Philips Lumea avec Smart Skin

J’avais choisi le Philips Lumea Prestige car il a un capteur Smart Skin qui va aider à choisir la puissance avec laquelle utiliser l’appareil. C’est une forme de sécurité, mais en sachant qu’il faut utiliser le Philips Lumea à la puissance la plus forte que l’on peut supporter, ce n’est pas non plus indispensable.

Première séance

Cette fois, je vérifie qu’il fonctionne bien avant de me raser, c’est la bonne. 😁 Je m’installe confortablement et c’est parti.

Je garde le doigt appuyé sur la gâchette et me flashe en continu. Ce n’est pas aussi indolore que j’ai pu le lire. C’est désagréable sans être horrible. La sensation est vraiment celle d’une brûlure.

Particulièrement sur le tibia, c’est difficile à traiter car mon tibia n’est pas plat comme l’embout (je le tiens en biais du coup) et douloureux.

Ce qui me turlupine le plus, à ce stade, c’est qu’il n’est pas tellement facile de savoir où passer puisqu’on ne peut pas déceler où le Lumea est passé ou pas. Il faut donc se souvenir et viser au mieux.

A la fin de la première séance, ça sent le cheveu brûlé (ou le vieux fond de barbecue). J’imagine que ça a été efficace.

Mais quelques jours plus tard, c’est la déception, je ne vois aucune différence. Pourquoi j’ai fait ça ? 😭

Deuxième séance

On ne lâche rien. Je sais que ça fait partie du traitement et qu’il faut faire ses séances d’IPL au bon intervalle avant de voir des résultats. C’est sans conviction que je commence cette deuxième séance, mais je tâche de mieux m’appliquer. Peut-être ai-je justement loupé des zones ? Avant de me raser, j’entoure au bic les zones à traiter attentivement. Je ressemble à un dalmatien mais on n’a rien sans rien. 🐶

Quelques jours après cette deuxième séance, cela commence à se clairsemer.

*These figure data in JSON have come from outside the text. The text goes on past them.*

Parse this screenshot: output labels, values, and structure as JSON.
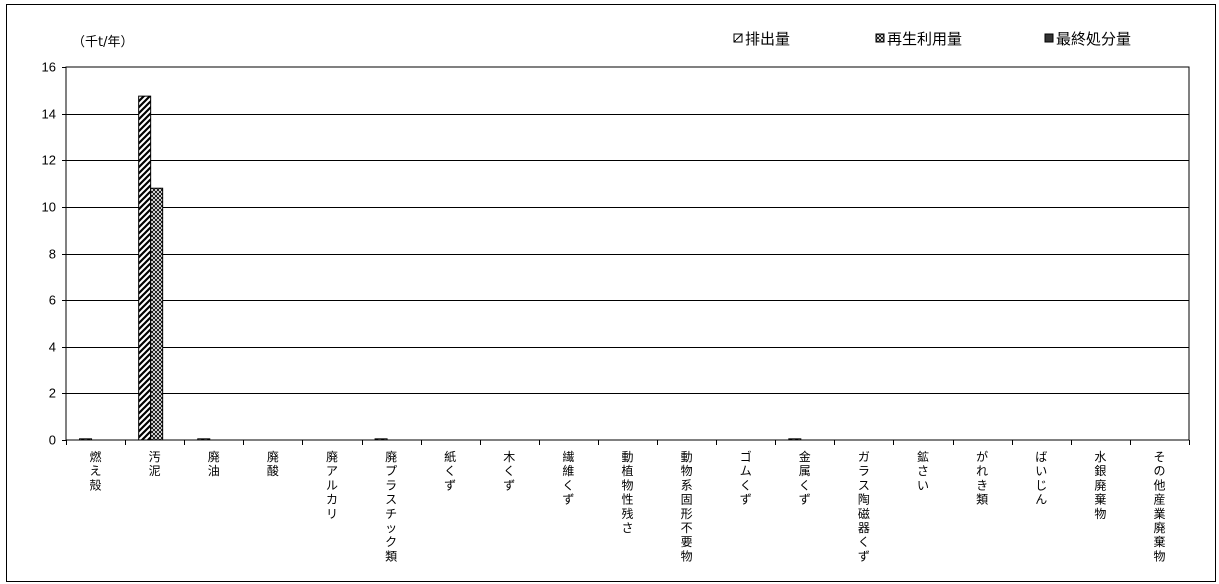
{
  "chart_data": {
    "type": "bar",
    "unit_label": "（千t/年）",
    "ylim": [
      0,
      16
    ],
    "yticks": [
      0,
      2,
      4,
      6,
      8,
      10,
      12,
      14,
      16
    ],
    "grid": true,
    "legend_position": "top-right",
    "categories": [
      "燃え殻",
      "汚泥",
      "廃油",
      "廃酸",
      "廃アルカリ",
      "廃プラスチック類",
      "紙くず",
      "木くず",
      "繊維くず",
      "動植物性残さ",
      "動物系固形不要物",
      "ゴムくず",
      "金属くず",
      "ガラス陶磁器くず",
      "鉱さい",
      "がれき類",
      "ばいじん",
      "水銀廃棄物",
      "その他産業廃棄物"
    ],
    "series": [
      {
        "name": "排出量",
        "pattern": "diagonal",
        "values": [
          0.05,
          14.75,
          0.05,
          0,
          0,
          0.05,
          0,
          0,
          0,
          0,
          0,
          0,
          0.05,
          0,
          0,
          0,
          0,
          0,
          0
        ]
      },
      {
        "name": "再生利用量",
        "pattern": "crosshatch",
        "values": [
          0,
          10.8,
          0,
          0,
          0,
          0,
          0,
          0,
          0,
          0,
          0,
          0,
          0,
          0,
          0,
          0,
          0,
          0,
          0
        ]
      },
      {
        "name": "最終処分量",
        "pattern": "solid",
        "values": [
          0,
          0,
          0,
          0,
          0,
          0,
          0,
          0,
          0,
          0,
          0,
          0,
          0,
          0,
          0,
          0,
          0,
          0,
          0
        ]
      }
    ],
    "colors": {
      "axis": "#000000",
      "grid": "#000000",
      "solid": "#333333"
    }
  }
}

Ce n’est qu’à la troisième séance que je vois vraiment les bénéfices (parce que je ne m’inspecte pas la pilosité sinon en vrai).

Sur les aisselles et bikini, je trouve le résultat impressionnant. Il reste quelques vrais poils, sinon la plupart ont disparu ou sont remplacé par du duvet. Sur les jambes par contre je suis déçue, je devine que c’est parce que je suis bronzée… mais ça ne fait que trois séances. Après la quatrième je devrais être au top.

L’application Lumea sur smartphone

Comme conseillé dans le mode d’emploi, j’ai téléchargé l’application Lumea sur mon iPhone. Elle permet d’avoir des notifs push avant sa séance, des explications pendant et après les séances. Elle a un côté rassurant, justement pour le côté un peu long du traitement.

Conclusion

Si vous êtes prêt(e)s à passer du temps chez vous et que vous êtes patient(e), je trouve que cela vaut le coup. Je n’ai pas encore fini mon traitement mais je suis optimiste. Même si mon traitement avec le Lumea n’est pas encore terminé, je suis déjà contente et ne regrette pas d’avoir choisi cette option.

Pour l’instant, à part sur les tibias où je suis peut-être trop bronzée, soit les poils sont remplacés par du duvet (ou des babypoils), soit ils ont disparu. N’étant ni mannequin ni pornstar, le rendu naturel me suffit.

Cela fait de toute façon moins mal que l’épilation à la cire et dans la mesure où c’est moins cher qu’une seule séance chez un professionnel, ça vaut la peine d’essayer.